The major change in the Transportation Infrastructure Model for Economic Development (TIMED) program will involve three projects – construction of the St. Francisville and Florida Avenue bridges and the widening of the Huey P. Long Bridge. Those three projects now are scheduled to be completed by 2010, two years ahead of schedule.
“By completing these projects early, we also are prompting economic growth,” Bradberry said. “Governor Blanco has made economic development her top priority, and this administration is not only tearing down barriers to development, we literally are building bridges to opportunity.
“Two years earlier is a significant advance when people are counting on a new bridge to help improve their way of life,” Bradberry said.
By finishing the projects early, the state can realize approximately $20 million in savings by avoiding two years of inflationary construction and interest costs. The state can expect additional financial benefits through increased development, according to David Kane, Director of Logistics/Transportation Cluster Development with Louisiana Economic Development.

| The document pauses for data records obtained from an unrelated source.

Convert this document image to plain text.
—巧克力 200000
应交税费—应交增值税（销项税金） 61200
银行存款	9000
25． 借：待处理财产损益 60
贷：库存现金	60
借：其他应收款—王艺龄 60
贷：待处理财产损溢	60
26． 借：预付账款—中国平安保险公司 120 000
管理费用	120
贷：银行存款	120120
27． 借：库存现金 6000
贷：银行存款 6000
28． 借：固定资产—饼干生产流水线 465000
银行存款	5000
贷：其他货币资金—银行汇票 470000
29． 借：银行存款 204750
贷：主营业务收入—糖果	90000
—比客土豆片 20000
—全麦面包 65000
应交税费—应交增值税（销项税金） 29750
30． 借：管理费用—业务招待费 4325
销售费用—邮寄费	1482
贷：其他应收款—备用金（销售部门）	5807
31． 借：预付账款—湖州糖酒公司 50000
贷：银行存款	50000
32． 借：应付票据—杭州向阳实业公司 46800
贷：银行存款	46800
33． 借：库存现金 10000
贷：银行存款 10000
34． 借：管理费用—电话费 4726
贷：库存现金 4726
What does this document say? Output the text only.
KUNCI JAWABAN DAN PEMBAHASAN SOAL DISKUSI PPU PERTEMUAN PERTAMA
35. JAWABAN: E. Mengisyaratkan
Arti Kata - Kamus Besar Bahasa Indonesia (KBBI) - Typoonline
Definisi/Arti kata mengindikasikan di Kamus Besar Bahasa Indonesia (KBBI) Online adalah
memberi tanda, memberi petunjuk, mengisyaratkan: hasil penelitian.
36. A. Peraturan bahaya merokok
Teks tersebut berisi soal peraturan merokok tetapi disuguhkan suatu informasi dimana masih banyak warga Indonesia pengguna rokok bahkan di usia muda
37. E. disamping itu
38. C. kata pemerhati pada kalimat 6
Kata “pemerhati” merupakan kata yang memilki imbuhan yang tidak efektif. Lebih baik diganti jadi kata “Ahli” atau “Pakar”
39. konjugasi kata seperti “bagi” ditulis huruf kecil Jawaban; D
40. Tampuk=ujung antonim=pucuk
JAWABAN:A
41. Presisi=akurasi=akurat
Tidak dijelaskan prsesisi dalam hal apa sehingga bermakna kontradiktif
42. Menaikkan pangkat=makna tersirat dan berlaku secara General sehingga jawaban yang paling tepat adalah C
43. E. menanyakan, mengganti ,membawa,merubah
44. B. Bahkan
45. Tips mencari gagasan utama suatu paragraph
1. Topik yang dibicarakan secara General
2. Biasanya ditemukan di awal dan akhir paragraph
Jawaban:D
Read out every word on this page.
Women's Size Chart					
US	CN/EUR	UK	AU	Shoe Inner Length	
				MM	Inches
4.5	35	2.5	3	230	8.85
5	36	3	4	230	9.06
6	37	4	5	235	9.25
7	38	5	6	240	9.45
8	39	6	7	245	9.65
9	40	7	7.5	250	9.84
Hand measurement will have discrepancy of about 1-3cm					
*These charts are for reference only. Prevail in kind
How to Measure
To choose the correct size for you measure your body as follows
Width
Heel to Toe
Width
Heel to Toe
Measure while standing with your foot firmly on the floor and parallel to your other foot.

“Economic Development happens along highways,” Kane said, noting that the Federal Highway Administration estimates that, for every $1 billion spent on highways, about 42,000 jobs are created.
Bradberry talked about the TIMED acceleration on Monday at the regular meeting of the Baton Rouge Press Club.
Officials in St. Francisville and Jefferson Parish were pleased by the announcement.
“We're excited that the TIMED program has progressed to this point and appreciate the support of Secretary Bradberry in accelerating the program,” said Curtis Jelks, Chairman of the Zachary Taylor Parkway Commission. “The completion of the bridge will also increase tourism, as well as improve business opportunities throughout this corridor.”
“Jefferson Parish commends Governor Blanco and Secretary Bradberry for their leadership in recognizing how important the modernization of the Huey P. Long Bridge is to fulfilling the economic development potential of southeast Louisiana,” Jefferson Parish President Aaron Broussard said. He also noted that widening the bridge “will create for the first time a strong sense of unity between the east bank and west bank of Jefferson Parish.”
The TIMED Program was created by legislation in 1989 as a pay-as-you-go program funded by a four-cent-per-gallon gasoline tax. In 2000, the completion date was estimated at 2031; two years later, that date was moved up to 2012 through bond sales.
Other projects in the $4 billion TIMED program include four-laning three new north-south routes (U.S. 171, U.S. 167 and U.S. 165), improvements to U.S. 61, U.S. 90, LA 15, LA 3241, Earhart Boulevard, Tchoupitoulas Corridor and West Napoleon. The program also paid for improvements at the Louis Armstrong International Airport and the Port of New Orleans.